27 марта 1920 года командование Кавказского фронта (сюда был переброшен Тухачевский) докладывало Ленину о том, что южная контрреволюция уничтожена: захвачена огромная военная добыча, множество пленных. Остатки деникинцев бежали морем из Новороссийска в Крым…
В последний день марта вечером зашел к нам хозяйкин деверь, председатель сельского Совета.
— Здорово, Авдотья!
— Здравствуй, Петя. Тебе чего?
— Студент дома?
— Дома! — откликнулся я из-за перегородки. — Вам что, Петр Ильич? — и я вышел к нему.
— Да вот вы не зашли в Совет, а газета интересная.
— Деникина дошибли?
— Нет, не про это. Про вас, про студентов. Декрет. Нате-ка!
Это были «Известия» за 27 марта. Я развернул, стал читать: «Декрет Совета Народных Комиссаров. О срочном выпуске инженеров-специалистов». Одним духом я прочел документ вплоть до подписей: «Председатель Совета Народных Комиссаров В. Ульянов (Ленин), Управляющий делами Совета Народных Комиссаров В. Бонч-Бруевич, секретарь Л. Фотиева. 24 марта 1920 года».
Декрет состоял из восьми пунктов. Первый определял суть дела: «Организовать при наиболее приспособленных высших технических учебных заведениях усиленные занятия в течение весны и лета с тем, чтобы произвести ускоренный выпуск инженеров не позднее осени 1920 года».
Второй и третий пункты устанавливали, кого и как отбирать на эти занятия.
Особенно многозначителен был четвертый: «Откомандировать из всех без исключения учреждений, предприятий и Красной Армии (даже из Красной Армии!) всех бывших студентов, заявивших о своем желании закончить образование в текущем году и удовлетворяющих условиям приема на усиленные занятия». Пунктом пятым «допущенные» объявлялись мобилизованными (опять мобилизованные!).

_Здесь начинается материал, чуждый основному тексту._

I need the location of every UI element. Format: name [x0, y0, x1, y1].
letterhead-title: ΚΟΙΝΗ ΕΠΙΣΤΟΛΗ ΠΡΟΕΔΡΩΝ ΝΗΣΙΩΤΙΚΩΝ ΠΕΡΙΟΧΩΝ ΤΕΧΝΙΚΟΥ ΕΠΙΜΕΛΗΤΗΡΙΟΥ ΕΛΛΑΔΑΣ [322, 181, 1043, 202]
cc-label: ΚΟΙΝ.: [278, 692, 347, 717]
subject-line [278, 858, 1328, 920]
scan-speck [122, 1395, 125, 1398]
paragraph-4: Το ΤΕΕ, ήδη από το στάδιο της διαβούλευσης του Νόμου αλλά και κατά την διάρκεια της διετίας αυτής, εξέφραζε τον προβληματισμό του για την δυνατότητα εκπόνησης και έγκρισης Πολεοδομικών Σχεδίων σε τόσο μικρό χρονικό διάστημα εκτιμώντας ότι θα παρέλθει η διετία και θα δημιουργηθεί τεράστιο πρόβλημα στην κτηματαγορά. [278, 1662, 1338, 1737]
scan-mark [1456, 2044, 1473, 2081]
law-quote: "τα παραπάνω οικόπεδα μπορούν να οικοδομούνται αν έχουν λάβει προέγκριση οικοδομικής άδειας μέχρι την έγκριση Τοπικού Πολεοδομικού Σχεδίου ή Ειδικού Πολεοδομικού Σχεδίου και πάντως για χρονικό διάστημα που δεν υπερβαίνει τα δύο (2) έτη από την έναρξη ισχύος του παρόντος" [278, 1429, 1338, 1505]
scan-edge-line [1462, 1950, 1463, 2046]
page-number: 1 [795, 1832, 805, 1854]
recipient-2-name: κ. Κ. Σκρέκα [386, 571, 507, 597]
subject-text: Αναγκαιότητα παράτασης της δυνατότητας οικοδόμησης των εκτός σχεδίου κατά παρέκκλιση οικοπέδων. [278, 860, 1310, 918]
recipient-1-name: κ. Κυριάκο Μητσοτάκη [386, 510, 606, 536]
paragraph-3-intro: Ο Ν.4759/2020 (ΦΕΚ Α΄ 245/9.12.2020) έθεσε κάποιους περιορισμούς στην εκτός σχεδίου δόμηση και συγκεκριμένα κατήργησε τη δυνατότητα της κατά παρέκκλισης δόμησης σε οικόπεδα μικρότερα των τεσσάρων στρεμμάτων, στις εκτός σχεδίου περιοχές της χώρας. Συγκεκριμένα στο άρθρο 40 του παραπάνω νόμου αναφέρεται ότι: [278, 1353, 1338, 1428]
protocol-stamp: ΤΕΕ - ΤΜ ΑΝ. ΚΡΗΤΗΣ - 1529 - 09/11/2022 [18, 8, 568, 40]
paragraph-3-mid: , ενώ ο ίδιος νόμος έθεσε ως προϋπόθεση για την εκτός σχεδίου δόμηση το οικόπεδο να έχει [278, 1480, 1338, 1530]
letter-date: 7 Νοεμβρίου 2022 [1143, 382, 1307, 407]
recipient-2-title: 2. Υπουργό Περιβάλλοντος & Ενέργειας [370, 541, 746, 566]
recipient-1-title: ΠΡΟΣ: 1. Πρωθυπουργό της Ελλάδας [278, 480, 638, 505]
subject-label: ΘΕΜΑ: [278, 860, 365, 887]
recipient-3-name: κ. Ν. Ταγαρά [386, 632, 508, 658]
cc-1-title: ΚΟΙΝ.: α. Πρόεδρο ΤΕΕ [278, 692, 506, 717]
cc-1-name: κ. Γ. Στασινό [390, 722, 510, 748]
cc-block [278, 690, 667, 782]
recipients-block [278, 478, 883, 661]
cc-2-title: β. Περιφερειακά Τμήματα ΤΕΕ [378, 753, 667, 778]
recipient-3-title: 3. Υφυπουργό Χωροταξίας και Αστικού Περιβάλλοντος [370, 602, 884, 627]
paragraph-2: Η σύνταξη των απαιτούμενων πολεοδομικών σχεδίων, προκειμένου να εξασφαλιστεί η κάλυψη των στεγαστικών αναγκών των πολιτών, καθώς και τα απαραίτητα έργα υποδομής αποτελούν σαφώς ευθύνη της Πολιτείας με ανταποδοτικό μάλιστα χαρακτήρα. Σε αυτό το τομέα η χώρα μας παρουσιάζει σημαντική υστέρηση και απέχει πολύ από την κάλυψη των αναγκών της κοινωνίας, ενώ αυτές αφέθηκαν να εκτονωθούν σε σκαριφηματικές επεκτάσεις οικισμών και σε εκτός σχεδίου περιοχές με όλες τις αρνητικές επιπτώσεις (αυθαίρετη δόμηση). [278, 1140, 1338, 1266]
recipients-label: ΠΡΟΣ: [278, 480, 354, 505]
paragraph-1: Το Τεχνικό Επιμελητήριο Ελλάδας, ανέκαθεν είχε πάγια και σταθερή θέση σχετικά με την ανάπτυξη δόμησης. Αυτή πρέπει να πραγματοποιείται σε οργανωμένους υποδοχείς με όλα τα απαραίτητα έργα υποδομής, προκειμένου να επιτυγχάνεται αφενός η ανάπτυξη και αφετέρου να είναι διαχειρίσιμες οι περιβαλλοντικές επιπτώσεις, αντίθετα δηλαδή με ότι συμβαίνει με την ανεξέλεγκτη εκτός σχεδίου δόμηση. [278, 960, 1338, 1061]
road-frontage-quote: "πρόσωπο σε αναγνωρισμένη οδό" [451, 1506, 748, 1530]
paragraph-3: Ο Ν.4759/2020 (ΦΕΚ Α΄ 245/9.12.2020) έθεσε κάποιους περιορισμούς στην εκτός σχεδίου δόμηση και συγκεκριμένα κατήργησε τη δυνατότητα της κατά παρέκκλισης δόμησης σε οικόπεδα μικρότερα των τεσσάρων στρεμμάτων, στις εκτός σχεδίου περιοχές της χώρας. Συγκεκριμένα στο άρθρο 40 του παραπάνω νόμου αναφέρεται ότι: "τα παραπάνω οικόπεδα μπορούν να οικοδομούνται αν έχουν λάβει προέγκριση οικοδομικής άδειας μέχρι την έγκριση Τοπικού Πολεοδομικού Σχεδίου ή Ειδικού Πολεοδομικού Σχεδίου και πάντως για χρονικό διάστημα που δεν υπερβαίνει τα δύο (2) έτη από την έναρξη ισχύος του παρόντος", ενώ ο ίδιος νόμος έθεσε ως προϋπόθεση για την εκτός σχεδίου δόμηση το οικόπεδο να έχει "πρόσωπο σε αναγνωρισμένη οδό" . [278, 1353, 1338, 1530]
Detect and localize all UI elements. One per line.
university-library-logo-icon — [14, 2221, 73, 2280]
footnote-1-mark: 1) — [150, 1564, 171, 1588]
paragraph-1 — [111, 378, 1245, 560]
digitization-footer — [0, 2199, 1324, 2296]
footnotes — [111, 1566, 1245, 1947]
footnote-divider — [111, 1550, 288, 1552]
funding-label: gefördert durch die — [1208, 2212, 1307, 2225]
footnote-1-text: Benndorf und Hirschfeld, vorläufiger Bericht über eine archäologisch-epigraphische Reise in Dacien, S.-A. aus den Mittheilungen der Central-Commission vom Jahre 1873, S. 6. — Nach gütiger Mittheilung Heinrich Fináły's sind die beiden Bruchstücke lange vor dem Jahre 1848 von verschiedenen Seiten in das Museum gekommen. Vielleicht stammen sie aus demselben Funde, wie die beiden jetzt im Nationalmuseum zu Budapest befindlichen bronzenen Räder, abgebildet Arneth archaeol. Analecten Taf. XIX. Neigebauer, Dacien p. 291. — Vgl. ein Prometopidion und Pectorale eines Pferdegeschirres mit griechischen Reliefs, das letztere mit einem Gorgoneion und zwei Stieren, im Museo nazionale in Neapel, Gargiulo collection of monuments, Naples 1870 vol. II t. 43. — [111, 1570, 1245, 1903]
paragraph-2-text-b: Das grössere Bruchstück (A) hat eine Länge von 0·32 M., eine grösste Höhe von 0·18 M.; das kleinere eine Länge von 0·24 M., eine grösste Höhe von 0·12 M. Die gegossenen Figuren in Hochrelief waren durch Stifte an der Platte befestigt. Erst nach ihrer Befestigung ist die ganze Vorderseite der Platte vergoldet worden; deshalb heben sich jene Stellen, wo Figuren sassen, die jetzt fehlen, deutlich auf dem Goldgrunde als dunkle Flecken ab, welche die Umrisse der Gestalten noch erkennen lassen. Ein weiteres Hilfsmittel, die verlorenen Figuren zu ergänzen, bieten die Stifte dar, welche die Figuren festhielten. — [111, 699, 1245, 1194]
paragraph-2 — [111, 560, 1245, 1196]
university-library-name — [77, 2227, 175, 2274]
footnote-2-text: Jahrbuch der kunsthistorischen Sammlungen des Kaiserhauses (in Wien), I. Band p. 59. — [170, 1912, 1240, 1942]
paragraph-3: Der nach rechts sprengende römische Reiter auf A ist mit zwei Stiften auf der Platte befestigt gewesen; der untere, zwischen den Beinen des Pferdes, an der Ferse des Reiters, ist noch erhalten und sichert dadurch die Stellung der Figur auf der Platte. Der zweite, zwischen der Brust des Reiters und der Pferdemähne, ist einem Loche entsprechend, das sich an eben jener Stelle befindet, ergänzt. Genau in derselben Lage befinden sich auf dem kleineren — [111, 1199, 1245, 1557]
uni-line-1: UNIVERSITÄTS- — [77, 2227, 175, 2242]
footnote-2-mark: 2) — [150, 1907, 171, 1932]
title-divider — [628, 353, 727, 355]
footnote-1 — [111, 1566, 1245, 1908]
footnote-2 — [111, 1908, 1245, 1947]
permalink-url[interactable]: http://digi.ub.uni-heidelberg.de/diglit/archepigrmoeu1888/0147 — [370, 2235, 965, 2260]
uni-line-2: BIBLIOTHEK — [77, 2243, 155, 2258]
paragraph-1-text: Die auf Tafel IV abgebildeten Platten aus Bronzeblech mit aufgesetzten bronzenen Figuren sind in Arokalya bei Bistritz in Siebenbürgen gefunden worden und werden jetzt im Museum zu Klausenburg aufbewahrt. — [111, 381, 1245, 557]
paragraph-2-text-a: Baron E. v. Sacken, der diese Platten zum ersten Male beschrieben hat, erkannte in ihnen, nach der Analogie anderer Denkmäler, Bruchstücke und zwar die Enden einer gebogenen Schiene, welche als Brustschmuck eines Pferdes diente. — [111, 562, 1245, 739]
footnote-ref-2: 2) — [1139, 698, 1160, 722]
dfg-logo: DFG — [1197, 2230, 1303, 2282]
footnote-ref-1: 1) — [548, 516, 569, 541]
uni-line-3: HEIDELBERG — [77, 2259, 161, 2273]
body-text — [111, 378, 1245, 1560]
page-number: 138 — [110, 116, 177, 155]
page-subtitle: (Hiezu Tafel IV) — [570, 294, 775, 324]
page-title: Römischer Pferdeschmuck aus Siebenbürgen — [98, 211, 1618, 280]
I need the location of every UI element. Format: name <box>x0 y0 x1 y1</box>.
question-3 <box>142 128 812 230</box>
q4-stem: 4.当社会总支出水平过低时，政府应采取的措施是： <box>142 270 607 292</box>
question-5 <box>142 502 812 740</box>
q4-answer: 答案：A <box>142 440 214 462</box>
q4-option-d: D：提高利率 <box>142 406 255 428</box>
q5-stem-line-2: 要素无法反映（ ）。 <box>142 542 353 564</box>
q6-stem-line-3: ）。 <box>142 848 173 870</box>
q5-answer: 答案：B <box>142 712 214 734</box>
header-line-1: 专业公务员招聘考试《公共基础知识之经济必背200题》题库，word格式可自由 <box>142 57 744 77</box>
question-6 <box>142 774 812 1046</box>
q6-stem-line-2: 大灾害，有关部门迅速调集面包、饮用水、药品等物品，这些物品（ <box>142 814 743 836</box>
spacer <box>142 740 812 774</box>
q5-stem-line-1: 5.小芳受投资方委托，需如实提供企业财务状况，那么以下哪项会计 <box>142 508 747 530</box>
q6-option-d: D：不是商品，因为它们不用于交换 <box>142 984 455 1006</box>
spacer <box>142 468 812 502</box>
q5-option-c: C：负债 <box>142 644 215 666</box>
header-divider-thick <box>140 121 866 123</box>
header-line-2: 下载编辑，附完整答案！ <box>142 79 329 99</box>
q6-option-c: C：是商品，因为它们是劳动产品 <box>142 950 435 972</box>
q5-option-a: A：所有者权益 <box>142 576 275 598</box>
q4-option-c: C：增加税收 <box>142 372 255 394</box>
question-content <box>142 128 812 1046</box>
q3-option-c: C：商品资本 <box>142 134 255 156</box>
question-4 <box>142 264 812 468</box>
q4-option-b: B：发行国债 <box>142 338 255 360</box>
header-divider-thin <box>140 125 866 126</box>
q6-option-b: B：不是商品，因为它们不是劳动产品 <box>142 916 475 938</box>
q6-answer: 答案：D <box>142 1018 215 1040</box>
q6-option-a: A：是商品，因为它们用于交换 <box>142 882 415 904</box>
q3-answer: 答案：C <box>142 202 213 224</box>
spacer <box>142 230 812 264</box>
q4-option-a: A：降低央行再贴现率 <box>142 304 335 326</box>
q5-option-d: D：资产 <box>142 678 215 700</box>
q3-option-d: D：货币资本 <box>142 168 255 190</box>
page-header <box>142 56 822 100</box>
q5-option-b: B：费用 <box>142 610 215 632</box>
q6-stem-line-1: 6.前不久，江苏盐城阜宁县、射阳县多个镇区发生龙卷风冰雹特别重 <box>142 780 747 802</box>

Пункт шестой был особенно приятен: «…приравнять в отношении снабжения к учащимся военно-учебных заведений и выдавать… по 4800 рублей в месяц из средств Народного Комиссариата Просвещения». Зато примечание к восьмому пункту грозило за нерадивость к учению серьезными карами вплоть до отдачи под суд.
Я обнял дорогого председателя!
Правда, я не очень понимал, как смогу кончить институт к осени — ведь за душой пока было только два курса. Могли бы возникнуть и другие сомнения: например лесников еще никто, кроме валдайских дедов, не называл «инженерами», так что подходили ли лесники под действие декрета?
Но я и сомневаться не хотел — ни тени колебаний! Наш декрет!
Не слишком скоро делалось это, не так-то легко было создать срочные выпуски инженеров. Но 1 июня 1920 года желескомовцев вернули в институт (опять в порядке мобилизации!).
Это был наш третий и последний заход в Лесной. Он и привел нас, не так уж срочно, но привел к дипломам «ученых лесоводов» — инженеров лесного хозяйства.